Representatives from the Center for Equality, American Civil Liberties Union of South Dakota, LGBT supporters and members of the Human Rights Campaign stand on the front steps of the State Capitol to honor Trans Kids Support Visibility Day in Pierre, S.D. on Tuesday, Feb. 23, 2016. Gov. Dennis Daugaard heard from several transgender people during a meeting Tuesday at the Capitol, where advocates gathered to urge the governor to veto a bill that would require students to use bathrooms and locker rooms that match their sex at birth.

NASHVILLE - Conservative pastors rallied and prayed today in support of a controversial transgender student bathroom bill with Family Action Council President David Fowler calling on Tennessee lawmakers to show "courage" and "put their principles and their conscience above matters of mere economics."

The bill, opposed by some 60 major corporations including Cigna Health which has a large presence, is scheduled to come up later today in House and Senate finance panels.

Fowler, who was joined by some 30 pastors in front of an escalator heading up to the state Capitol, urged lawmakers to ignore the "false prophecies of gloom and doom" and companies and business groups retaliating against Tennessee by refusing to locate or expand operations and cancel conventions.

"By being here today, we hope that we can lend courage to the many in our Legislature who believe that little girl and that young woman deserve respect for their privacy and, moreover, deserve protection from those in our society who have shown that they will take advantage of the situation when public policy regarding bathrooms and locker rooms shifts from a biological understanding of sex to a psychological one," said Fowler, a former state senator from Signal Mountain.

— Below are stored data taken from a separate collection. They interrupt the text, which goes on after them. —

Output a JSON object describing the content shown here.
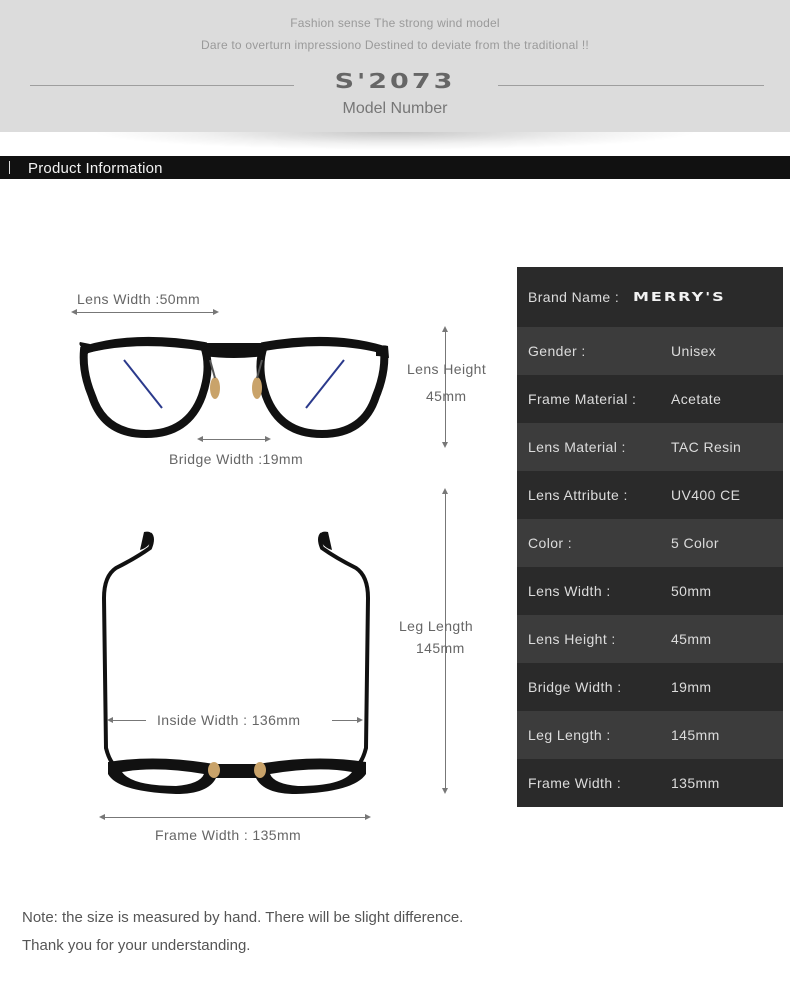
{
  "banner": {
    "tagline_1": "Fashion sense The strong wind model",
    "tagline_2": "Dare to overturn impressiono Destined to deviate from the traditional !!",
    "model_code": "S'2073",
    "model_label": "Model Number"
  },
  "section": {
    "title": "Product Information"
  },
  "diagram": {
    "lens_width": "Lens Width :50mm",
    "lens_height_label": "Lens Height",
    "lens_height_value": "45mm",
    "bridge_width": "Bridge Width :19mm",
    "leg_length_label": "Leg Length",
    "leg_length_value": "145mm",
    "inside_width": "Inside  Width : 136mm",
    "frame_width": "Frame Width : 135mm"
  },
  "specs": {
    "brand_key": "Brand Name :",
    "brand_logo": "MERRY'S",
    "rows": [
      {
        "key": "Gender :",
        "value": "Unisex"
      },
      {
        "key": "Frame Material :",
        "value": "Acetate"
      },
      {
        "key": "Lens Material :",
        "value": "TAC Resin"
      },
      {
        "key": "Lens Attribute :",
        "value": "UV400 CE"
      },
      {
        "key": "Color :",
        "value": "5 Color"
      },
      {
        "key": "Lens Width :",
        "value": "50mm"
      },
      {
        "key": "Lens Height :",
        "value": "45mm"
      },
      {
        "key": "Bridge Width :",
        "value": "19mm"
      },
      {
        "key": "Leg Length :",
        "value": "145mm"
      },
      {
        "key": "Frame Width :",
        "value": "135mm"
      }
    ]
  },
  "note": {
    "line_1": "Note: the size is measured by hand. There will be slight difference.",
    "line_2": "Thank you for your understanding."
  },
  "colors": {
    "banner_bg": "#dcdcdc",
    "section_bar": "#111111",
    "table_dark": "#2a2a2a",
    "table_light": "#3c3c3c",
    "nose_pad": "#c9a36a",
    "lens_tint": "#2b3a8c"
  }
}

Henry Seaton, an 18-year-old senior at Hendersonville's Beech High School who was born female but identifies as male, later told reporters that if the ministers want him to go to restrooms used by their wives and daughters, "I guess I will.

"Because I don't care where I use the restroom. They care about where I use the restroom."

He recently told a House panel he wasn't allowed to use either the bathroom for boys or girls, but instead had to go to a teachers' restroom that was locked half the time.

Earlier, Fowler sought to draw distinctions between a bill passed into law in North Carolina versus the one under consideration here in Tennessee. Fowler noted the North Carolina law, which has prompted at least two companies to cancel relocating or expanding in that state, is far broader than the Tennessee bill.

The Tennessee bill applies to multi-student bathrooms and locker rooms at public schools and colleges only.

Fowler also said the bill allows schools to come up with their own solutions since as providing individual restrooms for students or allowing students to use those designated for teachers in say the faculty lounge. Seaton said he has to use the faculty lounge and noted it is often locked.

State Attorney General Herbert Slatery issued a legal opinion last week stating that if the bill passes the state risks losing an estimated $1 billion in Title IX education funding under the Obama administration's interpretation of the provisions.

Prior to the news conference, Fowler told the pastors that many of the 60 corporations going on record against the Tennessee bill are based in San Francisco, which has a large LGBT population which applies to public schools and colleges only.

Back in February, some 80 clergy affixed their names to a statement calling the legislation "detrimental to transgender students by exposing them to violence and increase the likelihood that they will drop out of school or take their own lives."